The Unique Genius of Gullah Artist Allen Fireall

Artist Allen Fireall at Red Piano Too Art Gallery. (photo by Victoria Smalls)

Artist Allen Fireall at Red Piano Too Art Gallery. (photo by Victoria Smalls)

 

When considering that an artist for the past twenty years has been producing and selling more than 100 original paintings per year, it becomes difficult to think of the individual as one of the South’s best kept brilliant secrets. Yet, despite the fact that he was selected one of the "top five collectible artists in the region" by Coastal Arts and Antiques Magazine and that his work was featured in a major Hollywood film, a brilliant secret is exactly what the extraordinarily prolific painter Allen Fireall is.

 

Even more challenging to believe is the idea that Fireall, represented in such well-established facilities as Friedman’s Fine Art in Savannah, Georgia, and Red Piano Too, on South Carolina’s St. Helena Island, should find his gift and livelihood threatened by the onset of diabetes. His rise as an artist has been lifelong one. The battle with diabetes began when he was diagnosis in 2007 after visiting a doctor to find out why his vision seemed at times to go dim or blur. Like many who experience diabetic symptoms before realizing they are indeed symptoms, the artist learned he actually had been suffering unknowingly from the disease for several years.

 

Rather than sending him spiraling into a state of depression, the news spurred him on to produce prize-winning works adapted as posters for the 2008 and 2009 Hilton Head Island Gullah Celebration. In addition, Fireall himself was elected the event’s 2008 Featured Artist of the Year.

Not one to "go gently into that good night," Fireall underwent one laser surgery for his eyes in 2007 and two more in 2009. As with any major surgery, the possibility of a negative outcome was as great as that of a positive one and he simply had to wait each time to see what the impact would be. Time brought degrees of healing and he chose not to allow his battle to retain his vision to prevent him from fulfilling his role as "an artist historian," which in his case means an artist who uses his talent to document the history and culture of African Americans in the U.S. Southeast.

Because he was raised in part by grandparents Pearl and Nathan Bentley, in an area just outside Hardeeville, South Carolina,  Fireall became very familiar with the community of African Americans known as Gullah, descendants of former slaves who during and after the Civil War occupied a series of islands just off the southern U.S. coast. That familiarity endows his work with a very rich perspective.
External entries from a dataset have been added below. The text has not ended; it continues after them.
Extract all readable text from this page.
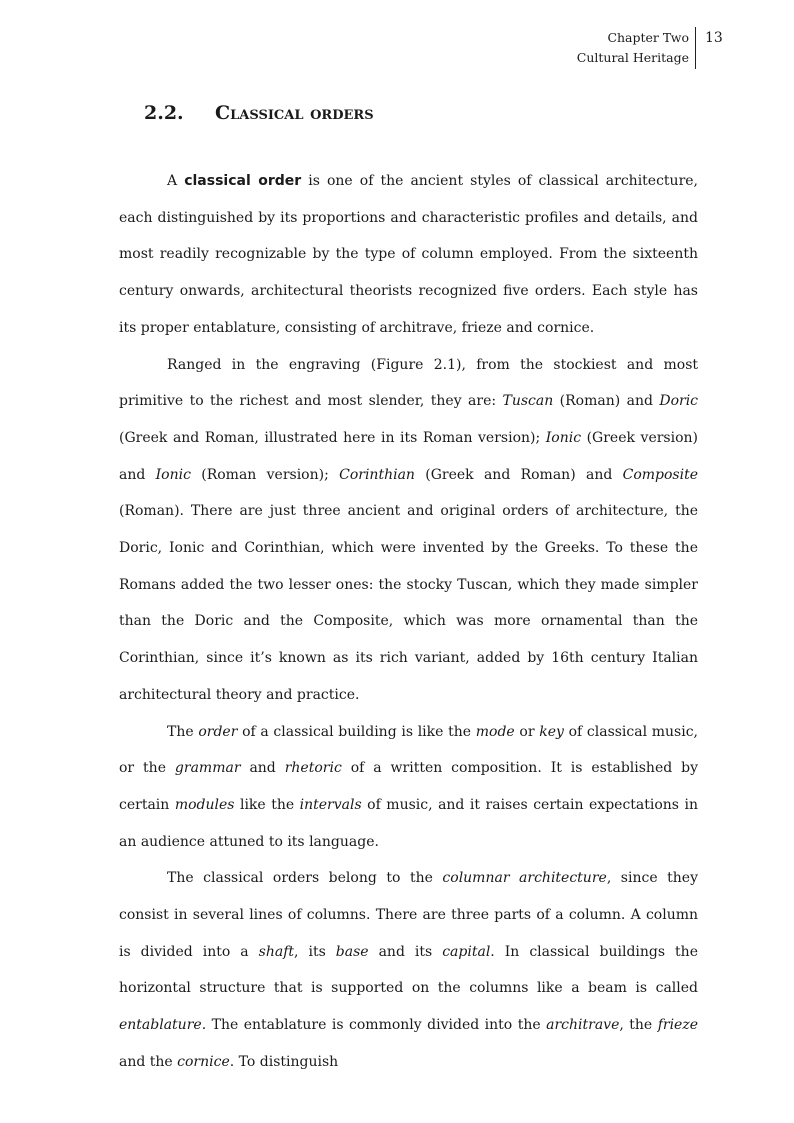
Chapter Two
Cultural Heritage
13
2.2. Classical orders

A classical order is one of the ancient styles of classical architecture, each distinguished by its proportions and characteristic profiles and details, and most readily recognizable by the type of column employed. From the sixteenth century onwards, architectural theorists recognized five orders. Each style has its proper entablature, consisting of architrave, frieze and cornice.

Ranged in the engraving (Figure 2.1), from the stockiest and most primitive to the richest and most slender, they are: Tuscan (Roman) and Doric (Greek and Roman, illustrated here in its Roman version); Ionic (Greek version) and Ionic (Roman version); Corinthian (Greek and Roman) and Composite (Roman). There are just three ancient and original orders of architecture, the Doric, Ionic and Corinthian, which were invented by the Greeks. To these the Romans added the two lesser ones: the stocky Tuscan, which they made simpler than the Doric and the Composite, which was more ornamental than the Corinthian, since it’s known as its rich variant, added by 16th century Italian architectural theory and practice.

The order of a classical building is like the mode or key of classical music, or the grammar and rhetoric of a written composition. It is established by certain modules like the intervals of music, and it raises certain expectations in an audience attuned to its language.

The classical orders belong to the columnar architecture, since they consist in several lines of columns. There are three parts of a column. A column is divided into a shaft, its base and its capital. In classical buildings the horizontal structure that is supported on the columns like a beam is called entablature. The entablature is commonly divided into the architrave, the frieze and the cornice. To distinguish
It reflects the kind of authentic "black folk art" sensibility rarely seen in modern art because he is among those artists who actually lived through many of the experiences seen on his canvasses in contrast to someone who may have simply read about them.

"For a long time I struggled with being identified as a Gullah artist," the painter admits somewhat ironically. "My grandparents raised me and they spoke the Gullah language. We used to laugh at the way they spoke but when I became grown I understood the importance of preserving the language and the culture."

 

In his more Gullah-influenced works are scenes such as the famous "Gullah Bride," which features a beautifully yet slightly tattered dressed woman sitting alone in a boat with the island of Daufuskie resting serenely in the background. The image was beguiling enough to capture the attention of the producers of Nights in Rodanthe, who used it and several other works by Fireall to lend atmosphere to the film. Other more distinctly Gullah-influenced works include his popular series of net throwers, in many ways reminiscent of the historic pictures in photo-essay books by the late Jack Leigh.  

More urban-defined canvases depict: scenes of women crowned with uniquely-poised hats or draped in southern-style designer-chic clothes; men in blues clubs or hunched over a checker board; children accompanying parents on their way to church Sunday mornings; and, particularly important to his role as an artist historian, images of storefronts, street corners, and neighborhoods throughout Savannah.